Conclusions: The lack of an association of BRD7-linked rare and common variants with spermatogenic failure implied a limited contribution of the BRD7 gene to spermatogenic efficiency and susceptibility to male infertility in humans.

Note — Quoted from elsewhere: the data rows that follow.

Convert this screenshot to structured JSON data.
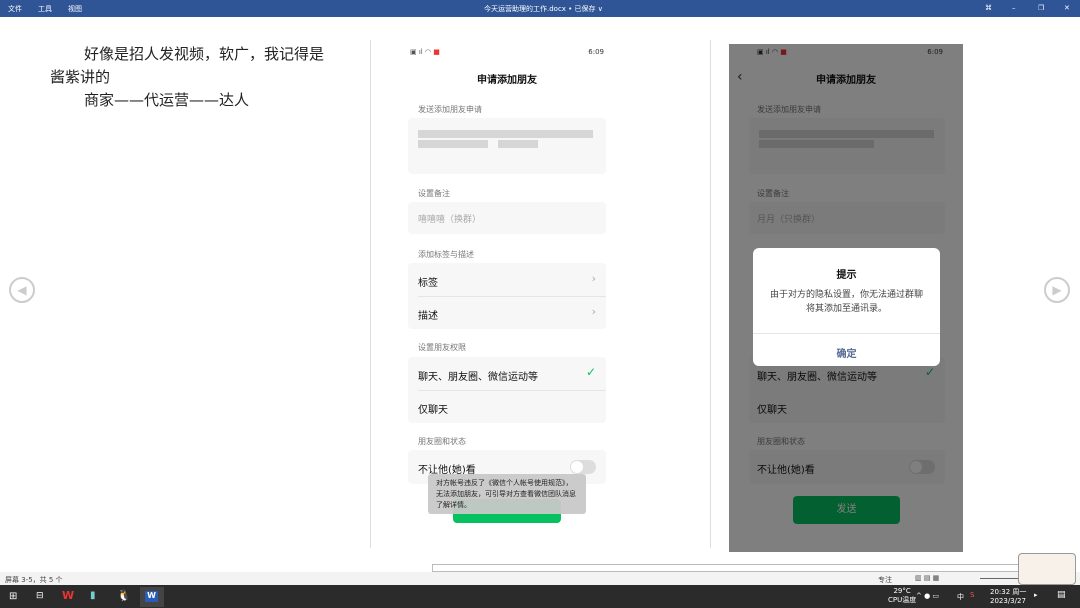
{
  "titlebar": {
    "menus": [
      "文件",
      "工具",
      "视图"
    ],
    "title": "今天运营助理的工作.docx • 已保存 ∨",
    "controls": [
      "⌘",
      "–",
      "❐",
      "✕"
    ]
  },
  "document": {
    "lines": [
      "好像是招人发视频，软广，我记得是",
      "酱紫讲的",
      "商家——代运营——达人"
    ]
  },
  "phone1": {
    "status_time": "6:09",
    "title": "申请添加朋友",
    "send_label": "发送添加朋友申请",
    "remark_label": "设置备注",
    "remark_value": "嘻嘻嘻（换群）",
    "tags_section": "添加标签与描述",
    "tag": "标签",
    "desc": "描述",
    "perm_section": "设置朋友权限",
    "perm_all": "聊天、朋友圈、微信运动等",
    "perm_chat": "仅聊天",
    "moments_section": "朋友圈和状态",
    "hide_label": "不让他(她)看",
    "toast": "对方帐号违反了《微信个人帐号使用规范》，无法添加朋友，可引导对方查看微信团队消息了解详情。"
  },
  "phone2": {
    "status_time": "6:09",
    "title": "申请添加朋友",
    "send_label": "发送添加朋友申请",
    "remark_label": "设置备注",
    "remark_value": "月月（只换群）",
    "perm_all": "聊天、朋友圈、微信运动等",
    "perm_chat": "仅聊天",
    "moments_section": "朋友圈和状态",
    "hide_label": "不让他(她)看",
    "send_button": "发送",
    "dialog": {
      "title": "提示",
      "message": "由于对方的隐私设置，你无法通过群聊将其添加至通讯录。",
      "confirm": "确定"
    }
  },
  "statusbar": {
    "page_info": "屏幕 3-5，共 5 个",
    "focus": "专注"
  },
  "taskbar": {
    "temp": "29°C",
    "temp_label": "CPU温度",
    "ime": "中",
    "time": "20:32 周一",
    "date": "2023/3/27"
  }
}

背景:含溴域蛋白7 (Bromodomain-containing protein 7, BRD7)是含溴域蛋白家族的一员,在染色质修饰和转录调控中起重要作用。最近的一项BRD7敲除小鼠模型显示无精子症和雄性不育,这意味着BRD7在人类生精失败中的潜在作用。本病例对照研究旨在探讨BRD7基因与人类生精效率和生精缺陷风险之间的关系。结果:在无精子症患者BRD7基因编码区和剪接区共检测到6个杂合变异体。对于预测可能损害BRD7功能的四种罕见变异中的每一种,我们进一步在少精子症和正常精子症中确定了这四种变异。然而,罕见变异的等位基因和基因型频率在生精失败病例和正常精子症对照组之间没有差异;变异携带者的精子产物与非携带者相似。无精子症、少精子症患者与正常精子症患者7个标签单核苷酸多态性(tagsnp)的等位基因、基因型和单倍型分布相似;tagsnp区分的BRD7等位基因与精子产物的关联尚未确定。结论:缺乏与BRD7相关的罕见和常见变异与生精失败的关联,这意味着BRD7基因对人类生精效率和男性不育易感性的贡献有限。
期刊介绍:
Basic and Clinical Andrology is an open access journal in the domain of andrology covering all aspects of male reproductive and sexual health in both human and animal models. The journal aims to bring to light the various clinical advancements and research developments in andrology from the international community.